I have written a lot about the MLP industry and I'm partial to the 3 MLPs which have companion corporations. Traditional MLPs are partnerships with tax advantaged high yields but also carry a fair amount of tax hassle. Federal taxes get complicated and income for each state in which the company operates is also reported. In contrast, the basic business for a corporation is to hold units with limited tax consequences in the partnership.

Linn Energy (LINE), a 10-year-old MLP, is an upstream MLP that extracts energy from the ground and has grown rapidly by aggressively acquiring properties. Most MLPs are midstream companies with pipelines and terminals that move energy from the source to destination markets. The business is to collect tolls on their pipelines.

LINE is currently making its largest acquisition, Berry Petroleum (BRY), for $4 billion-plus. Acquisitions in 2010-2013 will total $10 billion when the BRY transaction is completed by July. This merger is accretive to distributable cash flow per unit (used to pay distributions), 40¢ in the first full year. The distribution is guided to increase from an annual rate from $2.90 to $3.08 beginning in Q4.

Because LINE has exposure to price swings in oil and gas, it has become an MLP leader in hedging. For that investors require a higher yield than on traditional MLPs. The Alerian MLP index, near a record price of 458, has a yield of 5.7% versus yields of roughly 8% on Linn securities. As a reminder, higher yields are associated with greater risks for security holders.
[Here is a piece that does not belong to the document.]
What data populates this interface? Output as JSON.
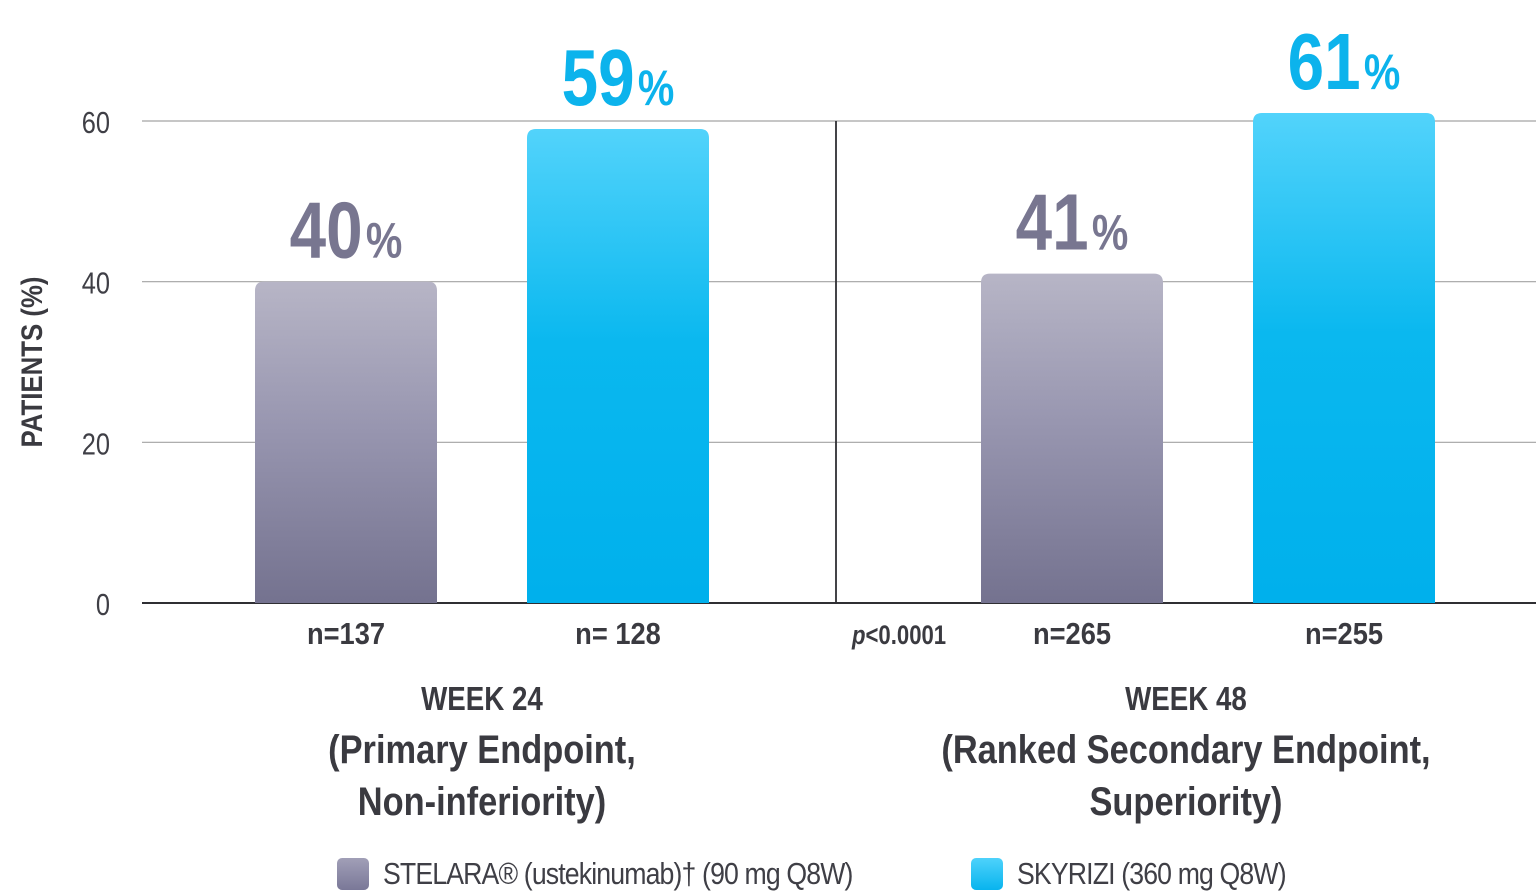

The company aggressively uses hedges to manage its business by selling its energy production before it is extracted. Expected natural gas production through 2017 and oil production through 2016 are hedged at attractive prices. Hedging is common in many businesses. Farmers use these financial products to help manage their businesses as do airlines, large food companies and many other companies.

To help with future acquisitions, last October LINE had an IPO for LinnCo (LNCO), a companion corporation, which raised over $1.2 billion. Each share of LNCO has one unit behind it and receives a dividend equal to (or slightly less because of tax issues) the distribution paid on LINE. Starting in July, distributions/dividend payments will be paid about the 14th of each month rather than quarterly.
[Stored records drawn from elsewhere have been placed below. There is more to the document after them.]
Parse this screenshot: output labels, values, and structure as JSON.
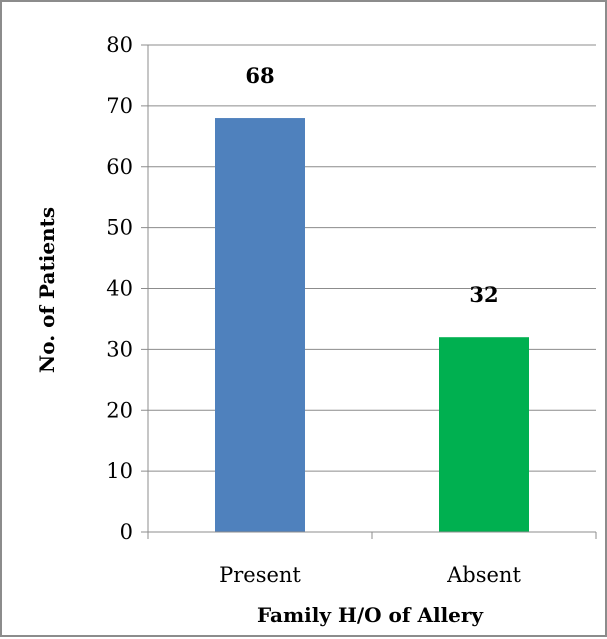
{
  "chart_data": {
    "type": "bar",
    "categories": [
      "Present",
      "Absent"
    ],
    "values": [
      68,
      32
    ],
    "data_labels": [
      "68",
      "32"
    ],
    "colors": [
      "#4f81bd",
      "#00b050"
    ],
    "xlabel": "Family H/O of Allery",
    "ylabel": "No. of Patients",
    "ylim": [
      0,
      80
    ],
    "yticks": [
      0,
      10,
      20,
      30,
      40,
      50,
      60,
      70,
      80
    ],
    "grid": "horizontal",
    "legend": "none"
  }
}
This has been an eventful year for LINE, aggravated by 2 negative articles published by Barron's. The first article was written on February 16 and the second article on May 4. In the last 2 weeks, LNCO sank 10% to $37.76 and LINE fell to $35.13. Selling raised the yield for LNCO to 7.7% and the yield for LINE to 8.25%. The distribution/dividend will be increased to a $3.08 annual rate beginning in October. Management is guiding that annual distributable cash flow per unit (used to fund distributions) will be over $3.25 for 2013-2015.
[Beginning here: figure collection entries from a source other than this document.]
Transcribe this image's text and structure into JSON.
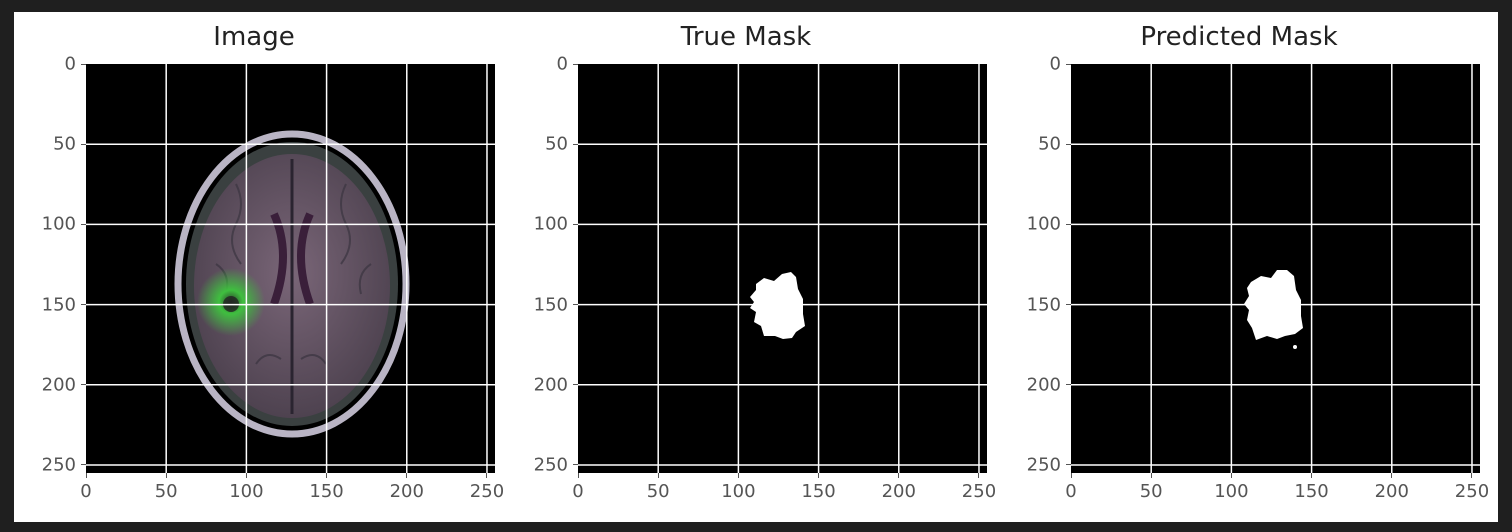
{
  "figure": {
    "panels": [
      {
        "id": "image",
        "title": "Image"
      },
      {
        "id": "true-mask",
        "title": "True Mask"
      },
      {
        "id": "predicted-mask",
        "title": "Predicted Mask"
      }
    ],
    "x_ticks": [
      "0",
      "50",
      "100",
      "150",
      "200",
      "250"
    ],
    "y_ticks": [
      "0",
      "50",
      "100",
      "150",
      "200",
      "250"
    ],
    "axis_range": [
      0,
      255
    ],
    "grid": true
  },
  "colors": {
    "background": "#000000",
    "grid": "#ffffff",
    "mask": "#ffffff",
    "tissue": "#6f5a6c",
    "skull_ring": "#b9b4c4",
    "lesion": "#3fbf3f",
    "tick_text": "#555555"
  },
  "icons": [
    "brain-mri-slice",
    "tumor-mask"
  ]
}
The thrust of the negative articles was that because of losses from financial transactions (hedging), there won't be enough cash flow to fund the distributions with an underlying thread that the company doesn't know what it is doing. The short position for LINE was been high. It almost doubled in February after the first negative article and remained at high levels since then. The short position for LINE was over 15 million units and another 5 million shares for LNCO as of April 30.

These are complex financial transactions, so difficult even experts don't understand everything. With the whale loss experienced by JPMorgan (NYSE:JPM) last year, it is difficult to understand who knows what. However, Linn routinely makes presentations (when hedging strategy is discussed) to the financial community. The schedule (from its website) is shown below:

I bought LNCO shares after the first negative article on LINE when the units sank from excessive short selling. The stock rebounded after Q1 results and the announcement of buying BRY. For those who want to purchase the stock with an immediate discount, the spread between BRY and the LNCO equivalent offers an attractive discount. After shareholder approval, 4 shares of BRY will be exchanged for 5 shares of LNCO by July. At $44.55, 4 BRY shares cost $178.20 which is equivalent to $188.80 in LNCO stock. Those 5 shares will receive $15.40 ($3.08*5) in annual dividends starting in October, giving a 8.7% yield (based on today's purchase price of BRY shares). Brave investors who are willing to do battle with the shorts will be attracted to this.

Buying LINE/LNCO units/shares is a personal decision for each investor. The best consultant is a financial advisor familiar with the financial profile of his or her client. This purchase decision comes down to the classic choice of evaluating risk versus reward. I like the rich yield with growing dividends, especially when low yields are common, and believe management will deliver rewards over the years. 10 equity income mutual funds have over $306 billion invested in Linn securities as of April 30, 2013. I like their thinking.

Disclosure: I am long LNCO, JPM. I wrote this article myself, and it expresses my own opinions. I am not receiving compensation for it (other than from Seeking Alpha). I have no business relationship with any company whose stock is mentioned in this article.